Branch would fade from the music consciousness in the years that followed. She released a couple EPs, and managed one more top 40 hit on my chart with 2011's "Loud Music", which peaked at #39. In 2015, she divorced Landau and met Patrick Carney, one half of future Number Ones artists The Black Keys. Carney produced Branch's first solo album in 14 years, 2017's Hopeless Romantic, and the two married soon afterward. They have two children together, but the relationship hasn't always been solid. She separated from Carney in 2022 after she accused him cheating on her, and was later arrested for assaulting him. But they seemed to make up whatever differences they had and are still together at this time. Whoever said love was easy.
Branch is still recording music and touring, with his most recent release being 2022's The Trouble with Fever. But her moment as a pop star seems firmly in the past. She won't be appearing in this column again.
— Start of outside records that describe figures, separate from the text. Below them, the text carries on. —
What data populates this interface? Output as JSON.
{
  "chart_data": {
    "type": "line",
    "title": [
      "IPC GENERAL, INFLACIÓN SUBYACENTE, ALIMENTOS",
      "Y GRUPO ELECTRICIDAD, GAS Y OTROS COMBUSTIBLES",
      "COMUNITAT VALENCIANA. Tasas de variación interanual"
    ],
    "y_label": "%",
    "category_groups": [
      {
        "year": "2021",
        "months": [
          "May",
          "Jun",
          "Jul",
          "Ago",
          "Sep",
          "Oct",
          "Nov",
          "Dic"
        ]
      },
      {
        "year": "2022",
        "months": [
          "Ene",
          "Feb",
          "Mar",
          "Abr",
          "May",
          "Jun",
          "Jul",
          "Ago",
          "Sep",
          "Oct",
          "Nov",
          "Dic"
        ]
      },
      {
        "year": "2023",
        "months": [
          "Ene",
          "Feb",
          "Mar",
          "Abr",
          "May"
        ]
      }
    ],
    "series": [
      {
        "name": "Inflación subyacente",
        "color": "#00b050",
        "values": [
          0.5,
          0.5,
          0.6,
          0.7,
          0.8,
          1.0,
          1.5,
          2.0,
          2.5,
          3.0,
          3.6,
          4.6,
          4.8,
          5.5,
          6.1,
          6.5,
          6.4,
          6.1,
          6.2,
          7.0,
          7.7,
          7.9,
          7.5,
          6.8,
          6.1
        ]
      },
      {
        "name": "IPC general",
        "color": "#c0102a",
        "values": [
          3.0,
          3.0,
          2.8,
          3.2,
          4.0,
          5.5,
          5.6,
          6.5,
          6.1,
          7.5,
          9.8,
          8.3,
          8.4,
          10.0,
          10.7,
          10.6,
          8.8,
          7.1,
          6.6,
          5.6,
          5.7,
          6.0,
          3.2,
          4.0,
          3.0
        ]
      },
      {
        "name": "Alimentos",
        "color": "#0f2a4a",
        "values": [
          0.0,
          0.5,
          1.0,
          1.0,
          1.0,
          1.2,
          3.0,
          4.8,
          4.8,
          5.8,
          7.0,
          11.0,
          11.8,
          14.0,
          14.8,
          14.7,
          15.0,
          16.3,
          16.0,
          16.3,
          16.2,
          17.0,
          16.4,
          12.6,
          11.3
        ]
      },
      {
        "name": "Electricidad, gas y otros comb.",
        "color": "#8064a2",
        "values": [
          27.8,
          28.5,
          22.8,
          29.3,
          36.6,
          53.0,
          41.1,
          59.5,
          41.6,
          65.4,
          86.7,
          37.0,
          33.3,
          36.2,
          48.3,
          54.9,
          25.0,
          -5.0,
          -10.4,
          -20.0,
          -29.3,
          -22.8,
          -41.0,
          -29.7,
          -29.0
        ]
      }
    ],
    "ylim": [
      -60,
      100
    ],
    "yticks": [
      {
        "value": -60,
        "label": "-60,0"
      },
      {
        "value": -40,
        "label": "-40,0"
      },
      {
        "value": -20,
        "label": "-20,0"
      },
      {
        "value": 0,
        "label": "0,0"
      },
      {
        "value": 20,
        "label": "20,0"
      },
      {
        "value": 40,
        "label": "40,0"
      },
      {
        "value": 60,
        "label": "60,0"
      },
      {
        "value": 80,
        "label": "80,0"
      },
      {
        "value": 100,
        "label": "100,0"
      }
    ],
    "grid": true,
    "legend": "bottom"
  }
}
Despite that, she was at the vanguard of a moment when talented female musicians were finding pop success, even if it was fleeting. We'll see a couple more of these women in the column very soon.
About the only notable usage of "All You Wanted" in media I can find is the song's appearance at the end of the pilot of the forgotten 2002 Batman-related TV series Birds of Prey. Unfortunately, I can't find the scene on YouTube. So we'll pick a different song. Here's Branch performing a version of "Goodbye to You" on Full Frontal with Samantha Bee as a mocking tribute to the end of Texas senator, and unrepentant asshole, Ted Cruz's 2016 presidential campaign.
THE NUMBER TWOS
Thursday's screamo classic, the bleak and dissonant "Understanding in a Car Crash", peaked at #2 behind "All You Wanted". I want to feel this way forever.
iiO's hypnotic Eurodance banger, "Rapture", peaked at #7. The night I laid my ears on you I felt everything around me move.